Integrating Splunk with Jamf Protect

If you use Jamf Protect, you can send alert and log data to Splunk instead of or in addition to the Jamf Protect cloud.

Integrating with Splunk involves the following steps:

  1. Configuring an HTTP event collector in Splunk.

  2. Testing the HTTP event collector to confirm a successful connection.

  3. Configuring an Action configuration to send data to your Splunk endpoint.

Configuring an HTTP Event Collector and Token in Splunk

To allow Jamf Protect to send date and app events over HTTP, you must configure an HTTP event collector in your Splunk instance, and then create a new event collector token.

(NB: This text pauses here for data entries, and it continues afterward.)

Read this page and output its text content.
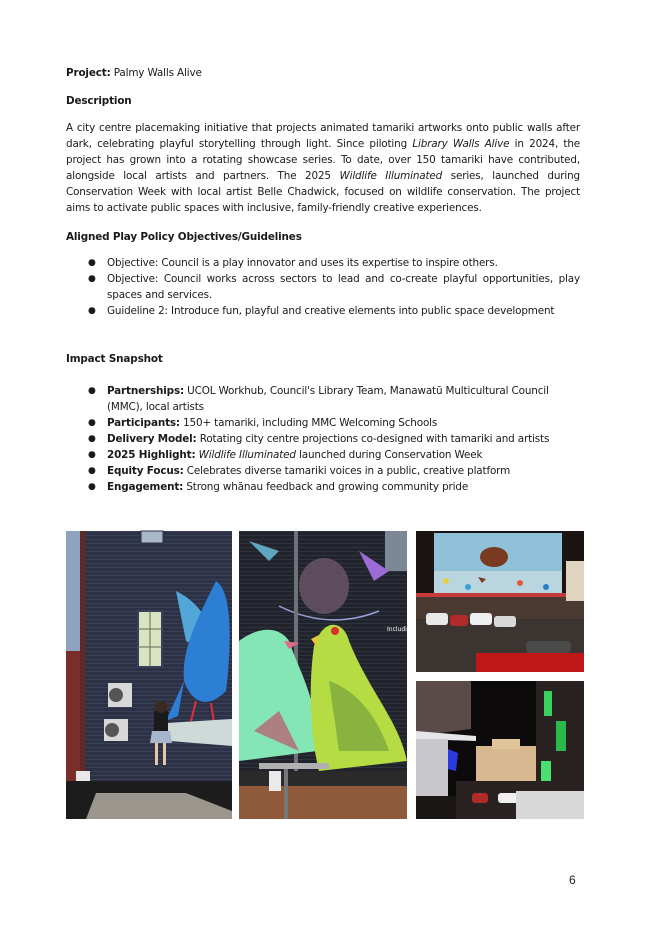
Project: Palmy Walls Alive
Description

A city centre placemaking initiative that projects animated tamariki artworks onto public walls after dark, celebrating playful storytelling through light. Since piloting Library Walls Alive in 2024, the project has grown into a rotating showcase series. To date, over 150 tamariki have contributed, alongside local artists and partners. The 2025 Wildlife Illuminated series, launched during Conservation Week with local artist Belle Chadwick, focused on wildlife conservation. The project aims to activate public spaces with inclusive, family-friendly creative experiences.

Aligned Play Policy Objectives/Guidelines
● Objective: Council is a play innovator and uses its expertise to inspire others.
● Objective: Council works across sectors to lead and co-create playful opportunities, play spaces and services.
● Guideline 2: Introduce fun, playful and creative elements into public space development
Impact Snapshot
● Partnerships: UCOL Workhub, Council's Library Team, Manawatū Multicultural Council (MMC), local artists
● Participants: 150+ tamariki, including MMC Welcoming Schools
● Delivery Model: Rotating city centre projections co-designed with tamariki and artists
● 2025 Highlight: Wildlife Illuminated launched during Conservation Week
● Equity Focus: Celebrates diverse tamariki voices in a public, creative platform
● Engagement: Strong whānau feedback and growing community pride
Including
6
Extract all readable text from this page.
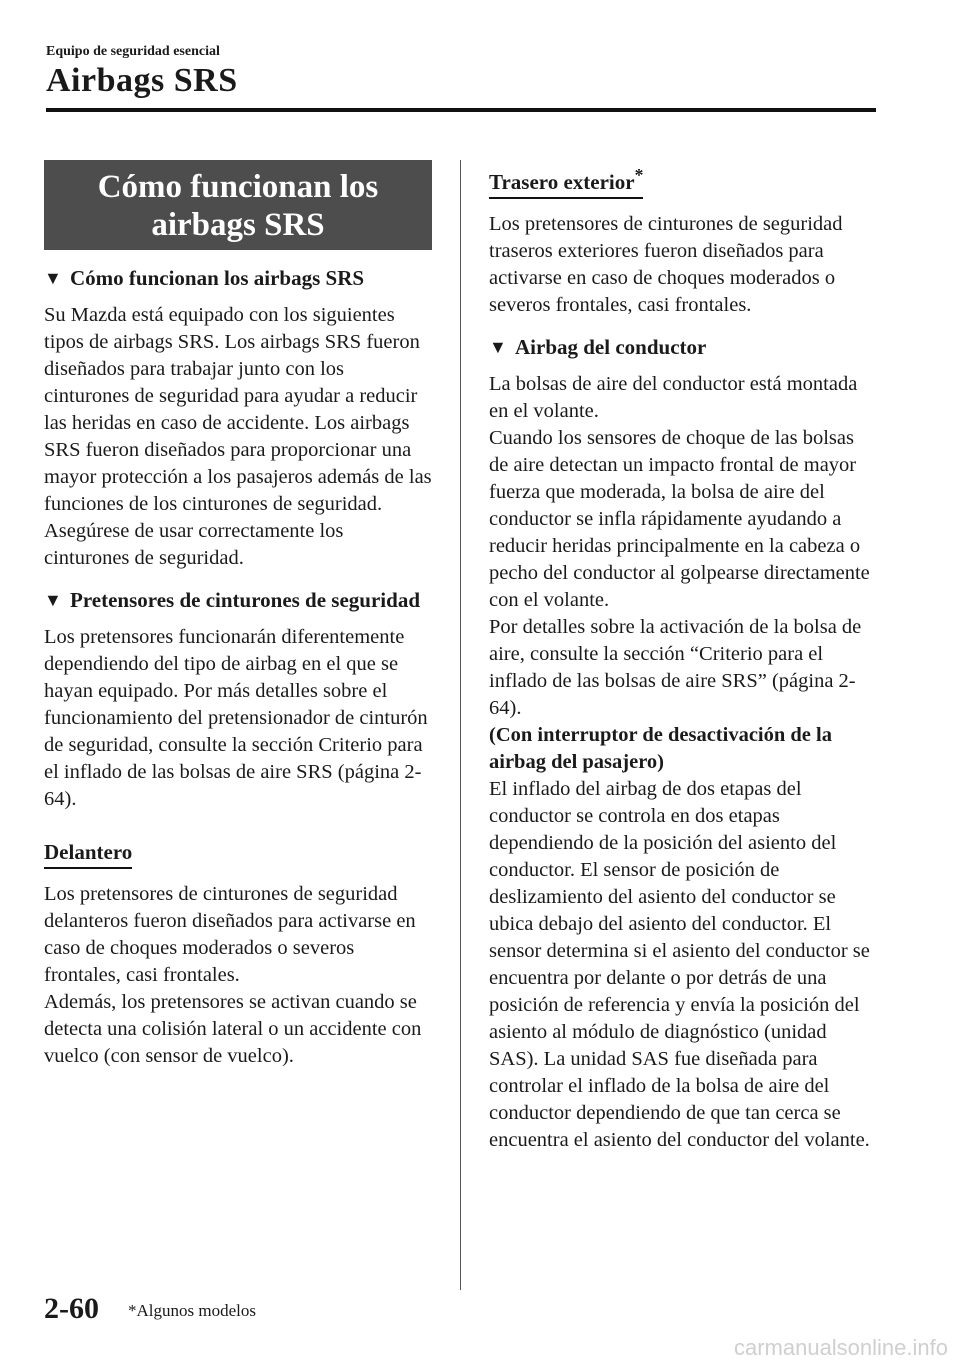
Equipo de seguridad esencial
Airbags SRS
Cómo funcionan los airbags SRS
▼ Cómo funcionan los airbags SRS

Su Mazda está equipado con los siguientes tipos de airbags SRS. Los airbags SRS fueron diseñados para trabajar junto con los cinturones de seguridad para ayudar a reducir las heridas en caso de accidente. Los airbags SRS fueron diseñados para proporcionar una mayor protección a los pasajeros además de las funciones de los cinturones de seguridad. Asegúrese de usar correctamente los cinturones de seguridad.

▼ Pretensores de cinturones de seguridad

Los pretensores funcionarán diferentemente dependiendo del tipo de airbag en el que se hayan equipado. Por más detalles sobre el funcionamiento del pretensionador de cinturón de seguridad, consulte la sección Criterio para el inflado de las bolsas de aire SRS (página 2-64).

Delantero

Los pretensores de cinturones de seguridad delanteros fueron diseñados para activarse en caso de choques moderados o severos frontales, casi frontales.

Además, los pretensores se activan cuando se detecta una colisión lateral o un accidente con vuelco (con sensor de vuelco).

Trasero exterior*

Los pretensores de cinturones de seguridad traseros exteriores fueron diseñados para activarse en caso de choques moderados o severos frontales, casi frontales.

▼ Airbag del conductor

La bolsas de aire del conductor está montada en el volante.

Cuando los sensores de choque de las bolsas de aire detectan un impacto frontal de mayor fuerza que moderada, la bolsa de aire del conductor se infla rápidamente ayudando a reducir heridas principalmente en la cabeza o pecho del conductor al golpearse directamente con el volante.

Por detalles sobre la activación de la bolsa de aire, consulte la sección “Criterio para el inflado de las bolsas de aire SRS” (página 2-64).

(Con interruptor de desactivación de la airbag del pasajero)

El inflado del airbag de dos etapas del conductor se controla en dos etapas dependiendo de la posición del asiento del conductor. El sensor de posición de deslizamiento del asiento del conductor se ubica debajo del asiento del conductor. El sensor determina si el asiento del conductor se encuentra por delante o por detrás de una posición de referencia y envía la posición del asiento al módulo de diagnóstico (unidad SAS). La unidad SAS fue diseñada para controlar el inflado de la bolsa de aire del conductor dependiendo de que tan cerca se encuentra el asiento del conductor del volante.

2-60 *Algunos modelos
carmanualsonline.info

For instructions, see the Set up and use HTTP Event Collector in Splunk Web documentation from Splunk.

When configuring global settings for the HTTP event collector, make sure the following settings are used:

  • Tokens are enabled.
  • SSL is enabled.
  • One of the following default HTTP ports are used:
    • Splunk Enterprise

      Port 8088

    • Splunk Cloud

      Port 443

Testing the Event Collector Token

  1. Obtain the following values from your Splunk instance:
    1. Your Splunk instance URL in the following format:

      https://your-splunk-instance:8088/services/collector/raw

      Note:

      You must add /services/collector/raw to the end of your instance URL to allow Splunk to collect JSON data from Jamf Protect.

    2. Your previously created event collector token value in the following format:

      2b9e8b2d-927e-4b38-68e2-622588c39123

  2. Using the values obtained in step one, execute the following command:
    curl https://your-splunk-instance:8088/services/collector/raw -H "Authorization: Splunk 0f9b8b2d-927e-4b38-88e2-622588c39123" -d '{"event": "Hello World"}'

If the event collector token is functioning correctly, you should receive a response similar to the following:

{"text":"Success","code":0}

If you do not receive a successful response, you may need to modify your Splunk instance URL in one of the following ways:

  • Splunk Enterprise

    Add "inputs-" to the beginning of your instance URL: "https://inputs-your-splunk-instance:8088/services/collector/raw"

  • Splunk Cloud

    Add "http-inputs-" to the beginning of your instance URL: "https://http-inputs-your-splunk-instance:433 /services/collector/raw"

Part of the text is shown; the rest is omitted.